People’s expectations around their digital experiences are changing rapidly. Media and entertainment companies have often been at the forefront of this change – understanding and then adapting to changes in culture has always been crucial for their long-term success.
Adapting to changing expectations and desires is increasingly reliant on data. It relies on less of a “gut feeling” or on qualitative analysis, but rather on collecting and then acting upon large quantities of data.
Netflix and Hulu are leaders in streaming services and provide different approaches to using data to provide an improved viewer experience.
Netflix did it again: Using interactive content to take experiences (and data) to a whole new level
In many ways, Netflix has been the poster child for better understanding people and then quickly adapting to changing desires. As was highly publicized in the past, they collected data on what and how much people were watching and started identifying the attributes for success. Initially, this started with simple tagging but progressed to combining multiple tags to create a more filtered experience. It’s for this reason that after watching a fantasy film, you’ll probably be recommended a series in the same or related genre.
The challenge here however, is that even though you have started to get to know your customer, and have some basic knowledge of them, you’re still a long way away from getting the level of understanding of individuals that has become commonplace at internet giants such as Facebook and Google. Many media companies lack access to secondary data markets with which to build richer profiles of the people they are serving. In comparison, other companies with broader assets are able to use a more diverse range of sources.
Researchers at Netflix found they have a window of between 60 and 90 seconds to help a viewer find something to watch before they give up and go somewhere else. So the issue is not just one of having, or creating, the shows and films that people want to watch. It’s also one of ensuring that people see almost immediately something that they want to watch. This means providing a highly personalized service at scale.
One of the most innovative ways to increase this knowledge of what people like, is with interactive content. In Netflix’s 2019 interactive film, Black Mirror: Bandersnatch, viewers choose the direction of the film’s protagonists. This presented a treasure trove of useful information. In the future, we expect to see more partnerships between brands and OTT companies like Netflix – providing opportunities for everything from testing new brands with viewers, to collecting more detailed information about tastes and desires.
In demonstrating this level of knowledge about viewing habits, in one of its most infamous (and also criticized) tweets, Netflix asked:
The Hulu approach to boosting the ad-based model through smart data.
While Netflix has garnered a lot of press attention for its use of data analytics, Hulu is also a noteworthy example worth analyzing. Its platform remains highly ad dependent – Hulu’s ad-supported subscriber option remains its most popular, although as of July 2021, Hulu had over 40 million paying subscribers. In 2021, it has been estimated that Hulu could generate $3 billion in ad sales, a 30% increase over 2020.
To have a successful ad-based model means Hulu has to not only understand their viewers, but also make it possible for advertisers to create highly-targeted ads, similar to the level of targeting possible on platforms such as Facebook.
A few years ago, Hulu started with dynamic ad insertion – essentially offering different ads to different people based on their characteristics. To be able to do this effectively requires much more granular data about individuals – and today they are able to provide customized ads in real-time. More recently, with their GatewayGo service, for example, they are enabling advertisers to make the leap from just presenting ads on a screen to a person’s cell phone – a much closer, and more intimate, connection.

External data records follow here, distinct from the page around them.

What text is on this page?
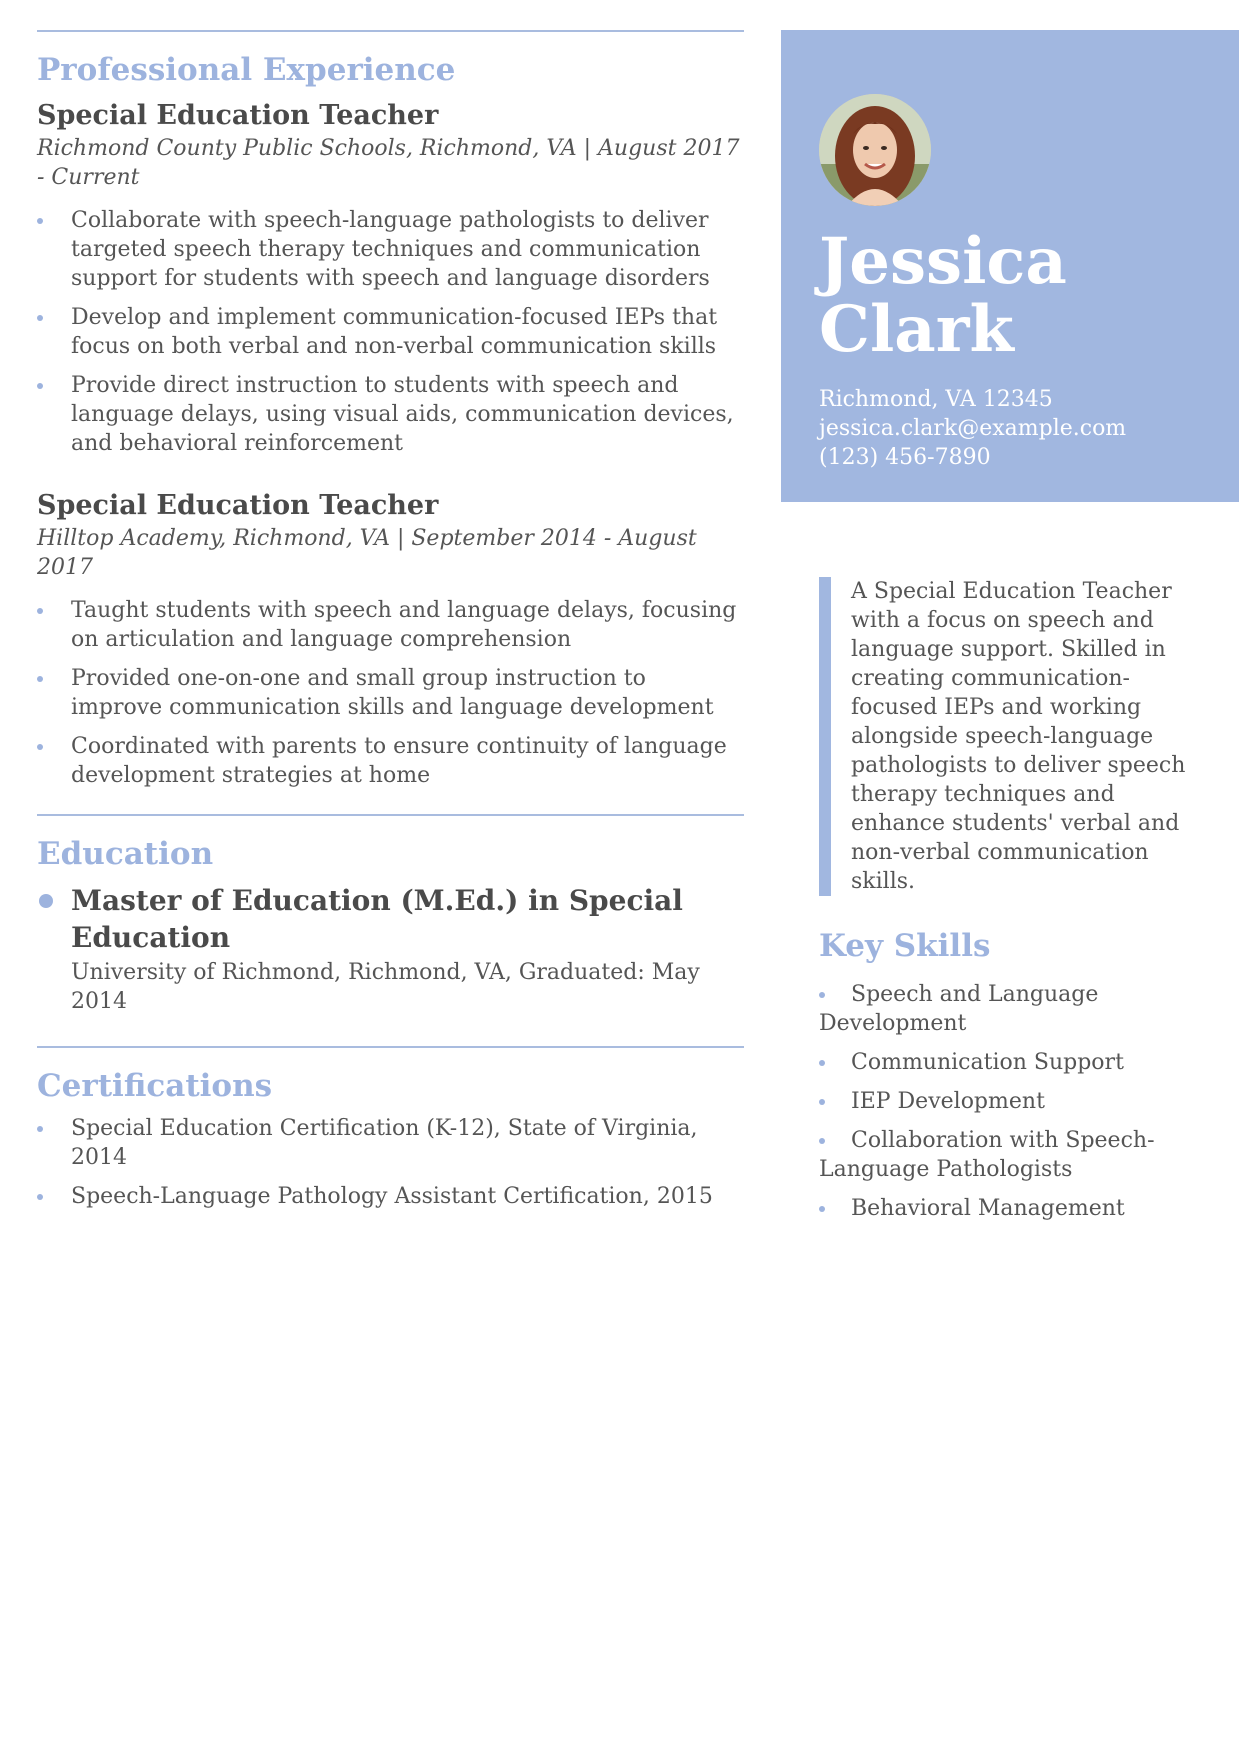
Professional Experience
Special Education Teacher
Richmond County Public Schools, Richmond, VA | August 2017 - Current
Collaborate with speech-language pathologists to deliver targeted speech therapy techniques and communication support for students with speech and language disorders
Develop and implement communication-focused IEPs that focus on both verbal and non-verbal communication skills
Provide direct instruction to students with speech and language delays, using visual aids, communication devices, and behavioral reinforcement
Special Education Teacher
Hilltop Academy, Richmond, VA | September 2014 - August 2017
Taught students with speech and language delays, focusing on articulation and language comprehension
Provided one-on-one and small group instruction to improve communication skills and language development
Coordinated with parents to ensure continuity of language development strategies at home
Education
Master of Education (M.Ed.) in Special Education
University of Richmond, Richmond, VA, Graduated: May 2014
Certifications
Special Education Certification (K-12), State of Virginia, 2014
Speech-Language Pathology Assistant Certification, 2015
Jessica
Clark
Richmond, VA 12345
jessica.clark@example.com
(123) 456-7890
A Special Education Teacher with a focus on speech and language support. Skilled in creating communication-focused IEPs and working alongside speech-language pathologists to deliver speech therapy techniques and enhance students' verbal and non-verbal communication skills.
Key Skills
Speech and Language Development
Communication Support
IEP Development
Collaboration with Speech-Language Pathologists
Behavioral Management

Hulu also has products such as its “ad selector” which enables people to choose what kind of advertisement experience they want. Again, this serves to more closely target ads at individuals.
What wins – data and segmentation or program quality?
Going forward, the winners of this new world will depend on two factors. Firstly, the quality of data about individuals and how this can be segmented, analyzed, and acted upon at scale. Platforms need to provide people with what they want, when they want. The other key factor is, of course, having the original content that people want to watch. Bringing these two elements together will be the key to success for media companies going into 2022.